Microsoft, for example, says its cloud services are growing over 100 per cent year over year in India and the growth has accelerated even further since it launched its cloud data centres in last September.

“Twelve months ago, we were almost zero with Azure adoption in BFSI segment in India. Today, you name the bank and we are working on one or more initiatives,” said Peter Gartenberg, GM (enterprise partner group) Microsoft India, talking about the impact it’s had with its local data centres so far.

Experts believe an early start by Microsoft has given it an edge.

“AWS is a tad late to the market. Global players (like Microsoft, IBM and NTT’s Netmagic) and regional players like (CtrlS and NextGen) have already made their presence felt in the country over the past year by either announcing India Data Centres or their intent to invest increasingly. The most notable of these have been by IBM and Microsoft who have spent considerable resources trying to outdo each other on back of their local and regional investments,” said Sanchit Gogia, CEO of Greyhound Research.

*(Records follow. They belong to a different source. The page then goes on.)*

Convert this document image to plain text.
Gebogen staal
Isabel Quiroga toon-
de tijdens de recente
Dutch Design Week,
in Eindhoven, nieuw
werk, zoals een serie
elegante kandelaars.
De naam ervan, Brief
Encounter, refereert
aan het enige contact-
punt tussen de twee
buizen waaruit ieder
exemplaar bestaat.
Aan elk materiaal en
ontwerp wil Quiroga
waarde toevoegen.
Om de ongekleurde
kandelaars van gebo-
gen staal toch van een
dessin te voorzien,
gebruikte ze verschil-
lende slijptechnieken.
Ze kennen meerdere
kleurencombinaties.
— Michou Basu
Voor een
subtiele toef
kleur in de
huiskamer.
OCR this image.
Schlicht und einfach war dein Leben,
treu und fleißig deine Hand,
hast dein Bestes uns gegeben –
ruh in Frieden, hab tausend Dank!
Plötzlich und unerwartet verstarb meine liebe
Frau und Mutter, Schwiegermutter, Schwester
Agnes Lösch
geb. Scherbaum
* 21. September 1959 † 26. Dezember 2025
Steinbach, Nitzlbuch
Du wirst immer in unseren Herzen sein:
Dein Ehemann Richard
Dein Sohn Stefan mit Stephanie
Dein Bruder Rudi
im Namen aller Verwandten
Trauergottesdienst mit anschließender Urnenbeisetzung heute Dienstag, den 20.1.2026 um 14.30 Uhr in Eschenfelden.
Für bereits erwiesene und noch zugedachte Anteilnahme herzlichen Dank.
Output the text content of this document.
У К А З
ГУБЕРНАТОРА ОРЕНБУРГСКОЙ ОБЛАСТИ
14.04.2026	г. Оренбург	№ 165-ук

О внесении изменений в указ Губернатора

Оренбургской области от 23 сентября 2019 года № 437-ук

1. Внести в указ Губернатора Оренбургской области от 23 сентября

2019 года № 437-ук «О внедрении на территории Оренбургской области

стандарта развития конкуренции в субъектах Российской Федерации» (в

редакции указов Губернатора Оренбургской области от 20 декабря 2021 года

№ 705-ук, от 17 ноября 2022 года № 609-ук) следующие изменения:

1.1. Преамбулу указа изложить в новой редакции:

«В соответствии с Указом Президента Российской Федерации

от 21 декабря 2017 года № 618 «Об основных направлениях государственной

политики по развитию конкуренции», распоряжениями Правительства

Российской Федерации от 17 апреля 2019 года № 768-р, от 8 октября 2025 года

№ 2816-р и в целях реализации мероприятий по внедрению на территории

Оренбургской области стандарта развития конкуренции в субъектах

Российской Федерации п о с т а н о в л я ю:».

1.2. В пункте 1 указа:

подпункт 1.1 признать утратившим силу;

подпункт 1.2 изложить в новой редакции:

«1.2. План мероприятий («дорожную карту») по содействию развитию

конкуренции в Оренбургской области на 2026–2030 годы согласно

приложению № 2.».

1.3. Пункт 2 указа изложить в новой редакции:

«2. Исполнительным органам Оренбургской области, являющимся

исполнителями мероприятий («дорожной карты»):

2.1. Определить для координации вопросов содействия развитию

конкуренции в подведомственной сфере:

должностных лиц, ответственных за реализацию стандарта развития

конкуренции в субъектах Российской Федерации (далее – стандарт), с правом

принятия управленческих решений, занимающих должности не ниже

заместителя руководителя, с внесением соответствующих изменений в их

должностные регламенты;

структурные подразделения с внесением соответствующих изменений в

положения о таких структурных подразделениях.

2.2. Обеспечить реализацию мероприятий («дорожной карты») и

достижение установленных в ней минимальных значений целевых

However, AWS is still more popular among the Indian start-ups than large enterprises, where Microsoft and IBM have deeper connect.

“We are of the firm opinion that AWS will have to make solid changes to their DNA of catering primarily to the start-up audience. Selling to enterprise customers in India, particularly BFSI and Government, will require AWS to think and behave differently and use best practices from the likes of IBM who have over the years championed enterprise sales,” Gogia said.

Focus on enterprises

“It is a matter of focus,” said Owenby. “We had a team here for a while and we know that those start-ups have been growing significantly. However, now we have an increased focus on the enterprise. Much of the enterprise IT spend in India comes out of BFSI and telco. Those are two key sectors that we are going to continue to progress our relationships and our successes in.”

AWS has started hiring aggressively to target enterprise customers in India. Amazon India already has 45,000 employees in India, with AWS team rapidly growing.

“We expect significant growth in the market here, which is why we are spending significant amounts of money to invest here to be able to grow,” Owenby said.